Thursday, January 23, 2014


Still possible to hear new piece Mysteriën (Mysteries) premiered on 3 November 2013 (Concertgebouw, Amsterdam) at Radio 4 Concerthuis. Interview about Mysteries available here.

Saturday, May 18, 2013

Rosa's Horses World Premiere

A new orchestral suite Rosa's Horses, arranged from Louis Andriessen's opera by Clark Rundell, was premiered at the Concertgebouw in Amsterdam today. Amsterdam's Zaterdag Matinee series plays host on 18 May to the premiere of a new Andriessen orchestral suite, Rosa's Horses, drawn from his 1994 operatic collaboration with Peter Greenaway, ROSA. The 25-minute suite has been arranged by Clark Rundell who worked closely with the composer on this and an earlier suite Vermeer Pictures based on Andriessen's opera Writing to Vermeer, following in the historic tradition of creating suites from stageworks to allow the music to be heard outside the opera house. Rundell conducts the first performance of Rosa's Horses at the Concertgebouw in Amsterdam with the Netherlands Radio Chamber Orchestra. Clark Rundell writes: "When Louis and I worked together on Vermeer Pictures I started listening again to his first major Greenaway collaboration, Rosa. Louis likes to call Vermeer his feminine daughter and there's no doubt that Rosa is the masculine son! From the first bar of wildly chasing canons led by the saxophones, the piece hurtles through music which evokes the sound world of a pastiche Spaghetti Western, full of energy, wit and irony. However, these helter skelter moments remain carefully balanced with moments of utter beauty, even timeless suspension. I cannot wait to bring this music to life - important, glorious music which has not been heard live for over fifteen years." Read more here.. Toy horse from "Rosa, the Death of a Composer", Photo by J. Novak

Monday, May 6, 2013

New book: De Andriessens

Agnes van der Horst's book "De Andriessens: A colorful family of musicians and artists" was published recently (in Dutch). In this biography journalist and musicologist Van der Horst describes extraordinary family of musicians and artists including three major Dutch composers, Hendrik, Jurriaan and Louis, and also sculptor Mari Andriessen, the creator of "The Dock Worker Monument" in Amsterdam.

Tuesday, January 29, 2013

Rosa Poster

Back in 1998 this was the poster for "ROSA The Death of a Composer" (1993-94) - a horse drama - by Louis Andriessen and Peter Greenaway.
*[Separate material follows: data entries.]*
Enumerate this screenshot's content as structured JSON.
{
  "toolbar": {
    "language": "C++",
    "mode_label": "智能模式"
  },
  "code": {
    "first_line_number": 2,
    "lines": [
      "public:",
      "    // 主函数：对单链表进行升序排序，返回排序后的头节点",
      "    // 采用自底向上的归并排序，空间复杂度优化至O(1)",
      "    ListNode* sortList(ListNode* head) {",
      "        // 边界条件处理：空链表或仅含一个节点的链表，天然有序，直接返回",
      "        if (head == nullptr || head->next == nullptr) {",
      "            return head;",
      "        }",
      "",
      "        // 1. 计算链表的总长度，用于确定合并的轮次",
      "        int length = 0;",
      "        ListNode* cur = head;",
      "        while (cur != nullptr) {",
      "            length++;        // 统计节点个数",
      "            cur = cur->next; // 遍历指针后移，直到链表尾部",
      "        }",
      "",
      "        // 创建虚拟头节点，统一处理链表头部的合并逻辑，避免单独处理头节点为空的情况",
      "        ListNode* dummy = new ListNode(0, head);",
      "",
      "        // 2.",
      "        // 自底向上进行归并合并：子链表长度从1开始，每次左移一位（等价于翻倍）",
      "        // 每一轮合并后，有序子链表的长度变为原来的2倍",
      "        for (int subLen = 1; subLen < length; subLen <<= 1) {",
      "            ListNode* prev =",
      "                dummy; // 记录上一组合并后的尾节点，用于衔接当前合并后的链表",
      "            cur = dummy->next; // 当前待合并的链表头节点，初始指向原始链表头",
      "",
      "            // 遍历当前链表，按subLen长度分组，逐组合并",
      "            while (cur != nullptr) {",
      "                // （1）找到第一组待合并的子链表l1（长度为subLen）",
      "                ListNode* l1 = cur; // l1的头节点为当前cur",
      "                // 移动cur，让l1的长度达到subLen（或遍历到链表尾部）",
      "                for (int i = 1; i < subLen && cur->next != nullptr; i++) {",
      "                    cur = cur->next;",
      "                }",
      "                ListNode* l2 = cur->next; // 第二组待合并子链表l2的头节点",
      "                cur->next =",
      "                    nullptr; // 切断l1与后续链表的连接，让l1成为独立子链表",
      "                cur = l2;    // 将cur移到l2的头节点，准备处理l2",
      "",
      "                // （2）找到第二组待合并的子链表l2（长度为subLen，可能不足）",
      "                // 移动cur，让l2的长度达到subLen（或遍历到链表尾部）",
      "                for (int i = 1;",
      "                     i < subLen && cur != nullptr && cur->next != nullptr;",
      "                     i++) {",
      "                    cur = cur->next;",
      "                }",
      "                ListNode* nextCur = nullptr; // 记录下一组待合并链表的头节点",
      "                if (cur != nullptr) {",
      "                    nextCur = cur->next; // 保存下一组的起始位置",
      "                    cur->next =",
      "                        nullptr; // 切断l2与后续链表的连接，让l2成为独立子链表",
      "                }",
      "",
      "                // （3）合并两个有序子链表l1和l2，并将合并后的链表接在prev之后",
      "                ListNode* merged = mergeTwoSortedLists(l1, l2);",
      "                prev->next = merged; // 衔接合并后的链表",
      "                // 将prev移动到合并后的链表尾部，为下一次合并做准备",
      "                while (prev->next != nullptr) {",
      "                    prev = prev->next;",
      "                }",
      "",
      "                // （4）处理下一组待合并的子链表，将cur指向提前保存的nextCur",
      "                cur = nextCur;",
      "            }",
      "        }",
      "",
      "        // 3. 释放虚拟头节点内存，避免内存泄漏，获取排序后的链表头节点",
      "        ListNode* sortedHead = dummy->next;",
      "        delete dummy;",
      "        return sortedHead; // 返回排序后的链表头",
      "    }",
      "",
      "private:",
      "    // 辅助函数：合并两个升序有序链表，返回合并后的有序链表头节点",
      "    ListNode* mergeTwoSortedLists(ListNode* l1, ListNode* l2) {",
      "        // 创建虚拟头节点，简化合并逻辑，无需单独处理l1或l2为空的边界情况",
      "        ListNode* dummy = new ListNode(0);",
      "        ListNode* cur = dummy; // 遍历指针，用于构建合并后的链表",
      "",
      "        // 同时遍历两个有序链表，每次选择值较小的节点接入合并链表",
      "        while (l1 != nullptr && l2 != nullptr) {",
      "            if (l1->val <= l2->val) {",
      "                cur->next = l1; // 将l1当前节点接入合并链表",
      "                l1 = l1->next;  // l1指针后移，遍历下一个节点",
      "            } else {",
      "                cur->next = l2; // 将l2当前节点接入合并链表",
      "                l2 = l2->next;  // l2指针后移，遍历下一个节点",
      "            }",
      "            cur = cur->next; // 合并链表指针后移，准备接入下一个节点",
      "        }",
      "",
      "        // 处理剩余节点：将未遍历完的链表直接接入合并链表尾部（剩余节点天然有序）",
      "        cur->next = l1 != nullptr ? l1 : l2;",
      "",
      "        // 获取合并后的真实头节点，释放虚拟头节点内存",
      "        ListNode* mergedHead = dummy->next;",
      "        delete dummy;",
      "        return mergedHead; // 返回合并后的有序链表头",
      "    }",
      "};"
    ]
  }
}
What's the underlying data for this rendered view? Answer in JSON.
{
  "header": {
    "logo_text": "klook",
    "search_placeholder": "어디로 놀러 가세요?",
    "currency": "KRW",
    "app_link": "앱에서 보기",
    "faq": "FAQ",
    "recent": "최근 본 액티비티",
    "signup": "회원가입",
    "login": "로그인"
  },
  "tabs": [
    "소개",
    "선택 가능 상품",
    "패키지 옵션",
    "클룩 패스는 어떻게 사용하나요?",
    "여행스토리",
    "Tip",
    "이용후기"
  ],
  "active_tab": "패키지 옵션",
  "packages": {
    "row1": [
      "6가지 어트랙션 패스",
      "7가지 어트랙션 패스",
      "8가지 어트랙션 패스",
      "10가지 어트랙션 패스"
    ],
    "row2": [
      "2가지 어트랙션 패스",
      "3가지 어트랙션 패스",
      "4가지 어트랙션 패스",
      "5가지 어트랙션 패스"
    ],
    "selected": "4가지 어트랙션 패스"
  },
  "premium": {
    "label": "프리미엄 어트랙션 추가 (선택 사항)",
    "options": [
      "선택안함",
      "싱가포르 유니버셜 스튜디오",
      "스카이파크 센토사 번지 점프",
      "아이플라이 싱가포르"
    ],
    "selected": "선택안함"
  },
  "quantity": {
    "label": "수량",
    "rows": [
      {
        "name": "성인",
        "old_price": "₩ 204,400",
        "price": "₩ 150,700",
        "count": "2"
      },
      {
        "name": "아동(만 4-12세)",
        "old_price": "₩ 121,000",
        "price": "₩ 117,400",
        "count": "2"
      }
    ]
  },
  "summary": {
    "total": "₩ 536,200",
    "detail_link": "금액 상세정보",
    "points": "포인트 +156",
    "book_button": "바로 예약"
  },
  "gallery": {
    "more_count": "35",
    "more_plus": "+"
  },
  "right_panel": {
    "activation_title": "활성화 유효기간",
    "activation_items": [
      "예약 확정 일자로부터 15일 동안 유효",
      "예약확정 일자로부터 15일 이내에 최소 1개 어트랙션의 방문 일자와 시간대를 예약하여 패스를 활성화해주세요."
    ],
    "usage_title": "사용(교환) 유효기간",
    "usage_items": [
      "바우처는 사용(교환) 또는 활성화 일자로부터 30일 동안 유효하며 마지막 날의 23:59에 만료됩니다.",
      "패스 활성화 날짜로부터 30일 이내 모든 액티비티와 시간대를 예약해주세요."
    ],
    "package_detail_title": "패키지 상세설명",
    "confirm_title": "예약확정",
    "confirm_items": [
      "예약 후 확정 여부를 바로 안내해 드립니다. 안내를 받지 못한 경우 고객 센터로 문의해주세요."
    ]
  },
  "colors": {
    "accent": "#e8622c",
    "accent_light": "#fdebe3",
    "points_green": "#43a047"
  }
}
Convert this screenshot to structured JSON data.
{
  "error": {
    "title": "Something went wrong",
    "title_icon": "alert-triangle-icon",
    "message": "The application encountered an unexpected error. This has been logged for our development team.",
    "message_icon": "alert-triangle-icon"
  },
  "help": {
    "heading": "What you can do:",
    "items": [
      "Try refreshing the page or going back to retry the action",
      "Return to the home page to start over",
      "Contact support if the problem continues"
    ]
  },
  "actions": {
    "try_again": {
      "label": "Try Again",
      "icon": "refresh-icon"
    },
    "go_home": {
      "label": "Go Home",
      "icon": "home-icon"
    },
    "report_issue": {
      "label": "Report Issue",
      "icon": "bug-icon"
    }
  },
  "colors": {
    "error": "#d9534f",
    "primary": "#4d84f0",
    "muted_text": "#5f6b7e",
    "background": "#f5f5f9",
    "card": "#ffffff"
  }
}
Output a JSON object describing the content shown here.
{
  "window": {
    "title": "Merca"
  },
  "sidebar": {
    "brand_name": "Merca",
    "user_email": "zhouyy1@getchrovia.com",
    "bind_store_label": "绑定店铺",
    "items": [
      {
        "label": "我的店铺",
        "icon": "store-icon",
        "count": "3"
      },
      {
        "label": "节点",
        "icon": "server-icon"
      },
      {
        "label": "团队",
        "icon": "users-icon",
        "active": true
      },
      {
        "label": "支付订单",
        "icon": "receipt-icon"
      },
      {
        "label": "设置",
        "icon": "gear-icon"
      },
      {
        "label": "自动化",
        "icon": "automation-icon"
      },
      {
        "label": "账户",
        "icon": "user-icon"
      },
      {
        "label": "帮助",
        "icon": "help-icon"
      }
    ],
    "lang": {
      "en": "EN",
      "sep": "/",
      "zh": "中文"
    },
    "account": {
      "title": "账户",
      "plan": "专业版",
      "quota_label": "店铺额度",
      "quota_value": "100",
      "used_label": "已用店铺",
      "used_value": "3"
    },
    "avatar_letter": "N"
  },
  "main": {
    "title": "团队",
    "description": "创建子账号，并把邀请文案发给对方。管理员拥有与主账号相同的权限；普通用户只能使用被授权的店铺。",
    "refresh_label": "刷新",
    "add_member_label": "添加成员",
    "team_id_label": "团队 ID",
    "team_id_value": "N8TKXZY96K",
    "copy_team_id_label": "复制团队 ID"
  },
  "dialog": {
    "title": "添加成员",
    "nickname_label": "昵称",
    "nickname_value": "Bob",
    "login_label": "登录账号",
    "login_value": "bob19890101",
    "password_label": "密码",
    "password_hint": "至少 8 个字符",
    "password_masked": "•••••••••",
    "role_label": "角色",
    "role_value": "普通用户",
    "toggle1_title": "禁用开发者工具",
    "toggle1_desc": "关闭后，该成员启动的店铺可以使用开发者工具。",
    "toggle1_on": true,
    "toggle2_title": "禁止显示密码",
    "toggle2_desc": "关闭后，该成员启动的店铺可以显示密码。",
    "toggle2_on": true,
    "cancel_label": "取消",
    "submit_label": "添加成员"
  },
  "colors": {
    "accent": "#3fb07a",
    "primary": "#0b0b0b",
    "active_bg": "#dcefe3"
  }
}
Thursday, December 6, 2012


In 1941 American composers John Cage and Lou Harrison wrote together "Double Music". Fourteen composers, including Louis Andriessen took the same challenge and created seven pieces for one to twenty percussionists. The result was Double Music concert that took place last week at Muziekgebouw at Iij in Amsterdam. The concert included video interviews in which composers explain what Cage meant to them, among the others. Louis Andriessen and Martijn Padding's contribution to this initiative performed by Slagwerk Den Haag is "Gesprek" (Conversation).